As an agency moves into developing a new interactive marketing/advertising campaign or website the term thrown around with reckless abandon is "Web 2.0". To many firms, this simply means the incorporation of AJAX. The presence or absence of AJAX is not the salient distinguishing feature. It's the social networking aspect the site creates amongst its user. This is not a new complaint. Tim O'Reilly, who's smarter than your mom, has lamented this nexus as a requirement for a while now.
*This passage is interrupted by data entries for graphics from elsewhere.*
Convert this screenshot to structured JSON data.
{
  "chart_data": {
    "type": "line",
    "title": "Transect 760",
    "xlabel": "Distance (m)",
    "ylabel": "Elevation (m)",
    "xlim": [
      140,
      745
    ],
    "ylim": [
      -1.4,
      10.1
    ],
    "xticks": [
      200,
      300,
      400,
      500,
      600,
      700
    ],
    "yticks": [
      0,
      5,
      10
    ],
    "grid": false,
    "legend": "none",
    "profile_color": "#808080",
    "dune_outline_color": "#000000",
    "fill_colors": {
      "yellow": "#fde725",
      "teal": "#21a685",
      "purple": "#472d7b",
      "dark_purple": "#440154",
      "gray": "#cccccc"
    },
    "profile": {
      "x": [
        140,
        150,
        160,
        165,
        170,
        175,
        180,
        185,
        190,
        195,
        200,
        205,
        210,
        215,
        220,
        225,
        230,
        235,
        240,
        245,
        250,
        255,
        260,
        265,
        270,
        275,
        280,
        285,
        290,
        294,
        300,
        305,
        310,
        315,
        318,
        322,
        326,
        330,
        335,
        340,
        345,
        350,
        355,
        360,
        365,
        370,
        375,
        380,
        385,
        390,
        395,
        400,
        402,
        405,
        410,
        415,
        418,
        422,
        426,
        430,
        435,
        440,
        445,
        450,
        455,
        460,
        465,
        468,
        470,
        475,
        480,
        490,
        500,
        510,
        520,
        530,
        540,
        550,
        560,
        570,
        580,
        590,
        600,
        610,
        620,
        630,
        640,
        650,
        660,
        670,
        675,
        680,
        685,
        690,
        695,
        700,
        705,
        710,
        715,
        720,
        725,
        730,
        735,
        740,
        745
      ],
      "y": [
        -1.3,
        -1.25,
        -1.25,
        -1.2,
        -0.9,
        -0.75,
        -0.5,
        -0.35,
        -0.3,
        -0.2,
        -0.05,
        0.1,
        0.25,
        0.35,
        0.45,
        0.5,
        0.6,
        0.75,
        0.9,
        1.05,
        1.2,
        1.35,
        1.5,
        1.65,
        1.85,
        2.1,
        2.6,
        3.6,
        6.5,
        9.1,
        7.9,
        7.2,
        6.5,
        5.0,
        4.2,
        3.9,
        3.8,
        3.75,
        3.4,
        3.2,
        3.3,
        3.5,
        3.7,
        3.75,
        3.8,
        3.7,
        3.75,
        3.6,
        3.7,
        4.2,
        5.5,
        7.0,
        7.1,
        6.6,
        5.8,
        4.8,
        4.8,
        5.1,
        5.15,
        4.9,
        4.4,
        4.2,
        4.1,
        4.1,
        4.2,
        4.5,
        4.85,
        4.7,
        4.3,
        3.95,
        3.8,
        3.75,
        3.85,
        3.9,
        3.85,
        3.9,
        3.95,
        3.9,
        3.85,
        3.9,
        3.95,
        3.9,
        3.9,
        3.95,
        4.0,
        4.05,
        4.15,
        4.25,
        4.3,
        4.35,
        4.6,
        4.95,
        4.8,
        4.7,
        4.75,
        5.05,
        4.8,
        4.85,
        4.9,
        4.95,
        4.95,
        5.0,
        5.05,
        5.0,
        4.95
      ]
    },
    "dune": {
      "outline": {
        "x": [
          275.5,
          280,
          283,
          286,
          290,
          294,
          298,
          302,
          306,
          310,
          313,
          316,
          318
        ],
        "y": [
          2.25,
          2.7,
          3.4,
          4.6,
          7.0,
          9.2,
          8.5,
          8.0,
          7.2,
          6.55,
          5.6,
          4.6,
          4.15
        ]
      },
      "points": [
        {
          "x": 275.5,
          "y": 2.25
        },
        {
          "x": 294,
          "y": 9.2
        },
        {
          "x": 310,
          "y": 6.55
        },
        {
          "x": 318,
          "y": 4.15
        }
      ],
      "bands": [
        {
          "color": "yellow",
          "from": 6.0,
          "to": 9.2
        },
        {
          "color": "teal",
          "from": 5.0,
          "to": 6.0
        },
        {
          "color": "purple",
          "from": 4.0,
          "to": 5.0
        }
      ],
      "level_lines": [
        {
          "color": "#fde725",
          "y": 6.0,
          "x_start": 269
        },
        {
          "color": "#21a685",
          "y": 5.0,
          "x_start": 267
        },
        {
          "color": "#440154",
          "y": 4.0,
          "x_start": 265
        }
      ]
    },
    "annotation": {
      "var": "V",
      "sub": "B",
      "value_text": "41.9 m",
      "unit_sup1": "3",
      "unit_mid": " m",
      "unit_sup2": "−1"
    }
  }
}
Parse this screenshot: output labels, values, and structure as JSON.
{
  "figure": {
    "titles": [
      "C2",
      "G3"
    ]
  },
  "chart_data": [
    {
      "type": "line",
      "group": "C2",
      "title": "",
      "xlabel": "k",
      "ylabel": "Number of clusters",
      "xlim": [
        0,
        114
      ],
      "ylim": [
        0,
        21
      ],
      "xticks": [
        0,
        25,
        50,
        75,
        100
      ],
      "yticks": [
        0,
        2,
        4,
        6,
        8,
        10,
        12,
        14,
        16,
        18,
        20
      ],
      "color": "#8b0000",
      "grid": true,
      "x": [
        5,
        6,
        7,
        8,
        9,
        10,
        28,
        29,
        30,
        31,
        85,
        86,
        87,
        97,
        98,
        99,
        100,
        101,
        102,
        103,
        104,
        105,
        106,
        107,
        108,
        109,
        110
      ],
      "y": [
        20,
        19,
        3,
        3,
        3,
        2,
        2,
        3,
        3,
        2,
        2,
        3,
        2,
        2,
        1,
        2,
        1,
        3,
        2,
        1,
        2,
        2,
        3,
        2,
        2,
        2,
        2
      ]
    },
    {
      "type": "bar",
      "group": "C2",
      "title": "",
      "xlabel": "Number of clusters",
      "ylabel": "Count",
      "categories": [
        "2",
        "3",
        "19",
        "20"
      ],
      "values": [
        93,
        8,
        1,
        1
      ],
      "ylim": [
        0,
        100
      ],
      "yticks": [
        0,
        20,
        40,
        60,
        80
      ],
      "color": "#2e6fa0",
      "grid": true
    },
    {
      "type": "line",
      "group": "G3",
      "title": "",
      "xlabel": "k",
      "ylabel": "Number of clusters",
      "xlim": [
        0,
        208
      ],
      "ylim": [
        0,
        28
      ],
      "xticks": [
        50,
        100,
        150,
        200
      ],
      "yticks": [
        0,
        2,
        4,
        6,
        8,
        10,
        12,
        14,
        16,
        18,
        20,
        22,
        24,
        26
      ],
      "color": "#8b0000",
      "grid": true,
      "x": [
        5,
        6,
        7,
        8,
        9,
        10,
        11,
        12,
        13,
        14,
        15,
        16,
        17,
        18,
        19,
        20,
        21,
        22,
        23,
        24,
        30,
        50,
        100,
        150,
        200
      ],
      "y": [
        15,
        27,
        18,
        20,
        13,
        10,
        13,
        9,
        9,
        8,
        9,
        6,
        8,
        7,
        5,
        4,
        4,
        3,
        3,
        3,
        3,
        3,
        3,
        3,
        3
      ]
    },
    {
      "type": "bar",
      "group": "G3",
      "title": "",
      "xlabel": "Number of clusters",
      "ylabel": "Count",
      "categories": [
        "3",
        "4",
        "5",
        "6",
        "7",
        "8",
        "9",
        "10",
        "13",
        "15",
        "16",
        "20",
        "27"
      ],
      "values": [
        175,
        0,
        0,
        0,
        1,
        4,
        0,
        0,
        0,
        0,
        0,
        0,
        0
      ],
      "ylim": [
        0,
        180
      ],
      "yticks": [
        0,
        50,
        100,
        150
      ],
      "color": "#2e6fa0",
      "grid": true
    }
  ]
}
And not to be misunderstood, I'm a big proponent of AJAX, I use it in a lot of projects because the project demands it. However, AJAX was the missing piece of the puzzle that allows HTML to behave like Flash. The ability to read data, refresh the display in a light, quick manner without having to reload the entire page has been around since Flash could parse XML files. So, to say that only an AJAX-driven site can be 2.0, is to also have your eyes closed to the available technology.
The point is simply to remember that Web 2.0 is a concept. One that involves people interacting with each other - that have been empowered to engage in the process of transactional conversations with the user base and with the site itself. A hallmark of a 2.0 site is the ability to *give* content to the site. It's about content assemblage and ownership. Google, Flickr, YouTube, WuFoo, etc - they all provide great, free services, but in turn they are all collecting massive amounts of data.
So what does this mean for companies seeking creative services? Forget about the tools - AJAX, Ruby, whatever. Spend more time finding the creative firm that has a history of developing campaigns with effective response rates. They're in a better position to determine what the right tool is to bring the concepts of Web 2.0 to your campaign.
For developers/designers - remember AJAX is only half of the equation. Granted it's the half that is the user experience. However, AJAX can't write or modify data. You're going to need a programming language (at a minimum) to manipulate the XML files. Oh and yeah, while you're at it, remember your application is going to need to do something useful and can't be dog shit ugly. Inserting AJAX doesn't immediately unscrew a horrendously designed site that serves no purpose.
Now go out and build something with AJAX, because it's a hot shit tool.